俺は二人を見送ってから、ゆっくりと振り返った。そこには、単眼で睨みを利かせる甲冑騎士が立っていた。だが、その足元はふらついている。ブランの一撃のダメージが、まだ残っているようだ。
『まあ、わずかだが、愛弟子の成長が見られたから良しとするか――』
そう呟いて前進する俺に、甲冑騎士が斧を振りかぶって襲いかかってきた。頭上より高く戦斧を掲げ、間合いに入った俺へ振り下ろす。
刹那のジャブ――。
それは、ブランのジャブよりも速く、観戦していた暁の面々にも見えないほどだった。まるで、フラッシュの瞬きのように。

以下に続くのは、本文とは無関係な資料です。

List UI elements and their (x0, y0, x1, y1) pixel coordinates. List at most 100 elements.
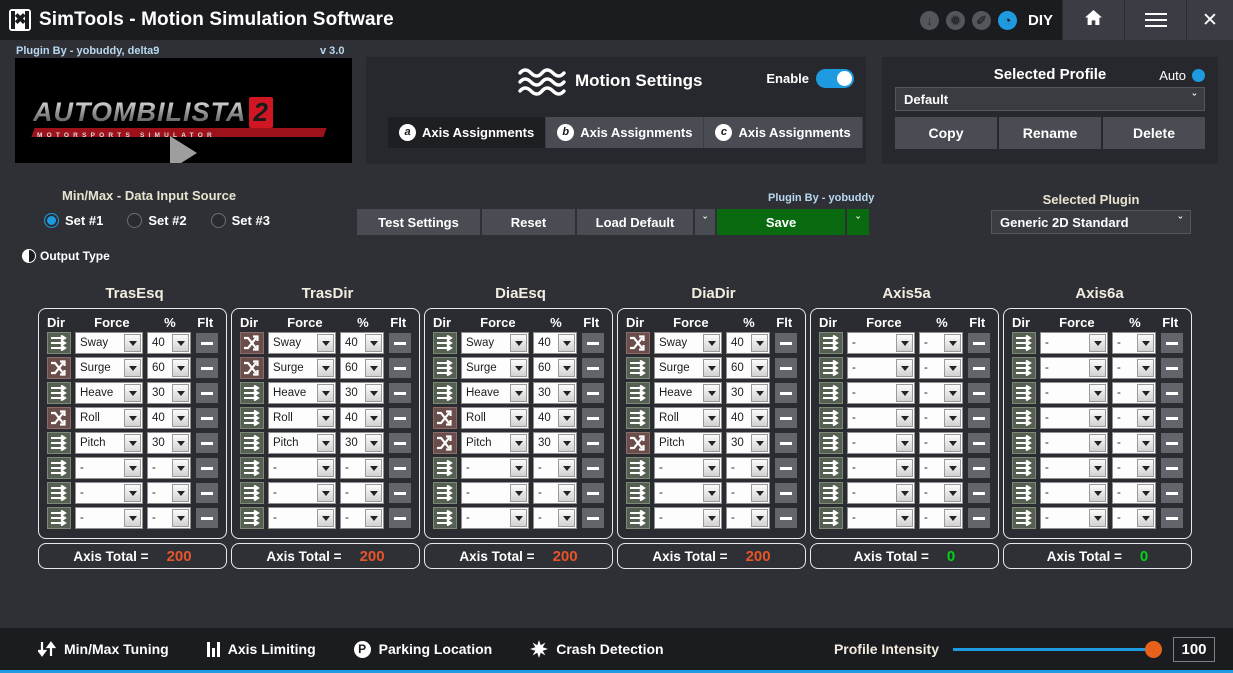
straight-arrows-icon[interactable] (433, 332, 457, 354)
straight-arrows-icon[interactable] (47, 332, 71, 354)
straight-arrows-icon[interactable] (819, 382, 843, 404)
force-select[interactable]: - (1040, 407, 1108, 429)
filter-button[interactable] (1161, 408, 1183, 428)
dropdown-arrow-icon[interactable] (751, 359, 768, 377)
crossed-arrows-icon[interactable] (433, 432, 457, 454)
percent-select[interactable]: - (919, 482, 963, 504)
dropdown-arrow-icon[interactable] (1089, 484, 1106, 502)
dropdown-arrow-icon[interactable] (896, 334, 913, 352)
percent-select[interactable]: - (340, 482, 384, 504)
delete-profile-button[interactable]: Delete (1103, 117, 1205, 149)
dropdown-arrow-icon[interactable] (317, 509, 334, 527)
reset-button[interactable]: Reset (482, 209, 577, 235)
dropdown-arrow-icon[interactable] (896, 359, 913, 377)
filter-button[interactable] (389, 358, 411, 378)
menu-button[interactable] (1124, 0, 1186, 40)
dropdown-arrow-icon[interactable] (944, 359, 961, 377)
dropdown-arrow-icon[interactable] (1137, 384, 1154, 402)
dropdown-arrow-icon[interactable] (944, 334, 961, 352)
dropdown-arrow-icon[interactable] (896, 384, 913, 402)
straight-arrows-icon[interactable] (433, 382, 457, 404)
straight-arrows-icon[interactable] (819, 457, 843, 479)
filter-button[interactable] (968, 483, 990, 503)
save-button[interactable]: Save (717, 209, 847, 235)
force-select[interactable]: - (1040, 457, 1108, 479)
save-dropdown-icon[interactable]: ˇ (847, 209, 869, 235)
force-select[interactable]: - (847, 357, 915, 379)
straight-arrows-icon[interactable] (433, 482, 457, 504)
dropdown-arrow-icon[interactable] (944, 509, 961, 527)
straight-arrows-icon[interactable] (240, 507, 264, 529)
filter-button[interactable] (775, 508, 797, 528)
force-select[interactable]: - (1040, 332, 1108, 354)
dropdown-arrow-icon[interactable] (751, 459, 768, 477)
dropdown-arrow-icon[interactable] (510, 359, 527, 377)
filter-button[interactable] (389, 483, 411, 503)
percent-select[interactable]: 30 (340, 432, 384, 454)
dropdown-arrow-icon[interactable] (317, 334, 334, 352)
percent-select[interactable]: 60 (340, 357, 384, 379)
force-select[interactable]: - (654, 482, 722, 504)
filter-button[interactable] (582, 358, 604, 378)
dropdown-arrow-icon[interactable] (1089, 359, 1106, 377)
percent-select[interactable]: 30 (726, 432, 770, 454)
dropdown-arrow-icon[interactable] (317, 484, 334, 502)
straight-arrows-icon[interactable] (433, 357, 457, 379)
percent-select[interactable]: 40 (726, 407, 770, 429)
force-select[interactable]: - (847, 332, 915, 354)
dropdown-arrow-icon[interactable] (703, 509, 720, 527)
filter-button[interactable] (389, 333, 411, 353)
percent-select[interactable]: - (1112, 357, 1156, 379)
dropdown-arrow-icon[interactable] (703, 434, 720, 452)
dropdown-arrow-icon[interactable] (558, 384, 575, 402)
dropdown-arrow-icon[interactable] (172, 384, 189, 402)
force-select[interactable]: Surge (654, 357, 722, 379)
force-select[interactable]: Heave (654, 382, 722, 404)
straight-arrows-icon[interactable] (1012, 432, 1036, 454)
dropdown-arrow-icon[interactable] (124, 334, 141, 352)
force-select[interactable]: Heave (75, 382, 143, 404)
dropdown-arrow-icon[interactable] (510, 334, 527, 352)
filter-button[interactable] (1161, 358, 1183, 378)
filter-button[interactable] (582, 508, 604, 528)
dropdown-arrow-icon[interactable] (703, 359, 720, 377)
force-select[interactable]: Pitch (75, 432, 143, 454)
percent-select[interactable]: 40 (147, 332, 191, 354)
straight-arrows-icon[interactable] (433, 507, 457, 529)
force-select[interactable]: - (654, 507, 722, 529)
percent-select[interactable]: - (919, 457, 963, 479)
force-select[interactable]: - (847, 457, 915, 479)
straight-arrows-icon[interactable] (819, 507, 843, 529)
force-select[interactable]: Roll (75, 407, 143, 429)
dropdown-arrow-icon[interactable] (944, 434, 961, 452)
force-select[interactable]: - (75, 482, 143, 504)
close-button[interactable]: ✕ (1186, 0, 1233, 40)
force-select[interactable]: - (75, 457, 143, 479)
straight-arrows-icon[interactable] (1012, 482, 1036, 504)
force-select[interactable]: Roll (654, 407, 722, 429)
straight-arrows-icon[interactable] (1012, 382, 1036, 404)
load-default-dropdown-icon[interactable]: ˇ (695, 209, 717, 235)
force-select[interactable]: - (1040, 357, 1108, 379)
straight-arrows-icon[interactable] (626, 457, 650, 479)
play-icon[interactable] (170, 136, 197, 163)
straight-arrows-icon[interactable] (240, 457, 264, 479)
dropdown-arrow-icon[interactable] (172, 434, 189, 452)
tab-axis-assignments-a[interactable]: a Axis Assignments (388, 117, 546, 148)
force-select[interactable]: Sway (654, 332, 722, 354)
dropdown-arrow-icon[interactable] (124, 409, 141, 427)
straight-arrows-icon[interactable] (1012, 457, 1036, 479)
percent-select[interactable]: - (1112, 482, 1156, 504)
dropdown-arrow-icon[interactable] (896, 509, 913, 527)
force-select[interactable]: - (654, 457, 722, 479)
download-icon[interactable]: ↓ (920, 11, 939, 30)
dropdown-arrow-icon[interactable] (944, 484, 961, 502)
slider-knob[interactable] (1145, 641, 1162, 658)
straight-arrows-icon[interactable] (626, 407, 650, 429)
dropdown-arrow-icon[interactable] (703, 409, 720, 427)
dropdown-arrow-icon[interactable] (1137, 334, 1154, 352)
filter-button[interactable] (196, 508, 218, 528)
home-button[interactable] (1062, 0, 1124, 40)
percent-select[interactable]: - (919, 432, 963, 454)
dropdown-arrow-icon[interactable] (1089, 509, 1106, 527)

その瞬速のジャブが狙ったのは、戦斧を握っていた甲冑騎士の右手首だった。それでも振り切られた斧を、俺は軽く躱してみせる。
そして斧を振った後、ようやく甲冑騎士も気づいた。自分の右手首が、ぶらりと折れて垂れ下がっていることに――。
そこからは一瞬だった。俺の連撃が、瞬く間に五撃繰り出される。
股間を狙った掬い前蹴り。
鳩尾へのボディーブロー。
喉仏への貫手。
そして、Vの字を形どるように構えた目突きが、顔面に突き刺さる。
さらに、その二本の指で瞳を挟み込むように掴み、引き抜いた。
『これで、終わりだ!』
最後は全力で振り切るアッパーカット。顎を跳ね上げられた甲冑騎士の体が宙に浮く。1メートルほどの高さから、地面へと崩れ落ちた。